Sir Robin has explained the secret of his success by saying : "When I was on a cadet ship and we were about 50-50 grammar and public school, there was a difference. It showed in funny ways. For instance, the bullies tended to be grammar school boys. I think if you’d been a boarder at a public school you’d been through it there. I do think they had this ethos of ‘Do it, go for it, don’t look back’.”

He maintains contact with the polar adventurer Sir Ranulph Fiennes and the broadcaster John Simpson, with whom he appeared in 2009 in the BBC series 'Top Dogs.' The three men were shown visiting the Tora Bora caves in Afghanistan, Cape Horn and the tundra of  Newfoundland and he agrees that it is significant that all three of them were ex- public school boys.
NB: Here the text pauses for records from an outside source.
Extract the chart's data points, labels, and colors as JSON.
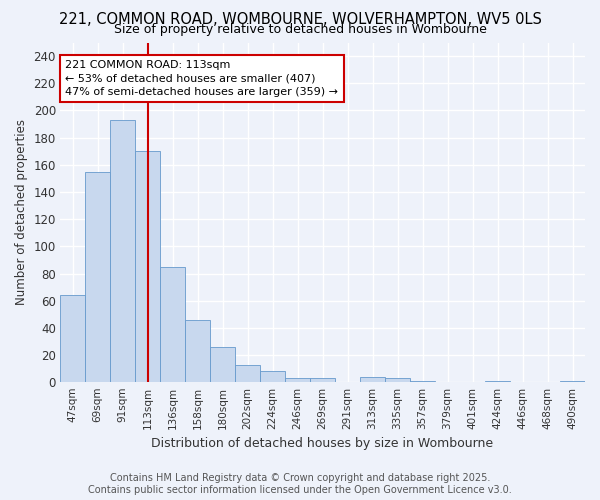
{
  "title": "221, COMMON ROAD, WOMBOURNE, WOLVERHAMPTON, WV5 0LS",
  "subtitle": "Size of property relative to detached houses in Wombourne",
  "xlabel": "Distribution of detached houses by size in Wombourne",
  "ylabel": "Number of detached properties",
  "categories": [
    "47sqm",
    "69sqm",
    "91sqm",
    "113sqm",
    "136sqm",
    "158sqm",
    "180sqm",
    "202sqm",
    "224sqm",
    "246sqm",
    "269sqm",
    "291sqm",
    "313sqm",
    "335sqm",
    "357sqm",
    "379sqm",
    "401sqm",
    "424sqm",
    "446sqm",
    "468sqm",
    "490sqm"
  ],
  "values": [
    64,
    155,
    193,
    170,
    85,
    46,
    26,
    13,
    8,
    3,
    3,
    0,
    4,
    3,
    1,
    0,
    0,
    1,
    0,
    0,
    1
  ],
  "bar_color": "#c8d8ee",
  "bar_edge_color": "#6699cc",
  "subject_line_index": 3,
  "subject_line_color": "#cc0000",
  "annotation_text": "221 COMMON ROAD: 113sqm\n← 53% of detached houses are smaller (407)\n47% of semi-detached houses are larger (359) →",
  "annotation_box_color": "#ffffff",
  "annotation_box_edge_color": "#cc0000",
  "ylim": [
    0,
    250
  ],
  "yticks": [
    0,
    20,
    40,
    60,
    80,
    100,
    120,
    140,
    160,
    180,
    200,
    220,
    240
  ],
  "footer": "Contains HM Land Registry data © Crown copyright and database right 2025.\nContains public sector information licensed under the Open Government Licence v3.0.",
  "bg_color": "#eef2fa",
  "grid_color": "#ffffff",
  "title_color": "#000000",
  "title_fontsize": 10.5,
  "subtitle_fontsize": 9
}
In addition, he said of mountaineer Sir Chris Bonington : “We go climbing occasionally. He went to private school. It is boarding, I think. But no question." 

The "no question" in Sir Robin's case was Berkhamsted Boys' School in Hertfordshire, which his parents coughed up the money for him to attend, as a boarder, from 1957 to 1968 and where he acquired the qualities which assured his success as a sailor. With its motto 'Virtus laudata crescit' or 'greatness increases with praise' it was originally founded in 1541 by the Dean of St Paul's Cathedral, John Incent.

Interestingly, the foremost 20th century novelist, Graham Greene, was at the school some thirty plus years before Sir Robin. The the son of the Headmaster and a boarder in St John’s House, he  was bullied so badly that he ran away from school, toyed with suicide by playing Russian roulette and had to see a psychoanalyst. It has been suggested that this deep, school-engendered unhappiness is why Greene, as a writer, didn’t really do ‘goodies.’ Everyone seemed to be a ‘baddie’ – only some were worse than others.

Thankfully, Graham’s analyst did change his direction, encouraged him to write and introduced him to a literary circle and he returned to Berkhamsted Boys' School as a day-boy. Also, while continuing to play truant to avoid bullies he used the ‘spare’ time reading adventure stories and the tales which deeply influenced his future writing.

Sir Robin is in the news again because he is considering a drastic end to Suhaili, his 32ft ketch, which is showing its age and has suggested that perhaps he should arrange for her to be burnt with his body. “It’s something I should think about. I think it would be unfair to leave it to the grandchildren. I could have a Viking funeral, I suppose.”

It was Suhaili which was was knocked flat in the Southern Ocean in 1969 and nearly had its roof torn off, where Sir Robin was thrown from his bunk, drenched in seawater and realised that if he did not bolt his cabin back together he would die in an open boat. No doubt the old public school ethos kicked in and saw him through and privilege, once again, paid off.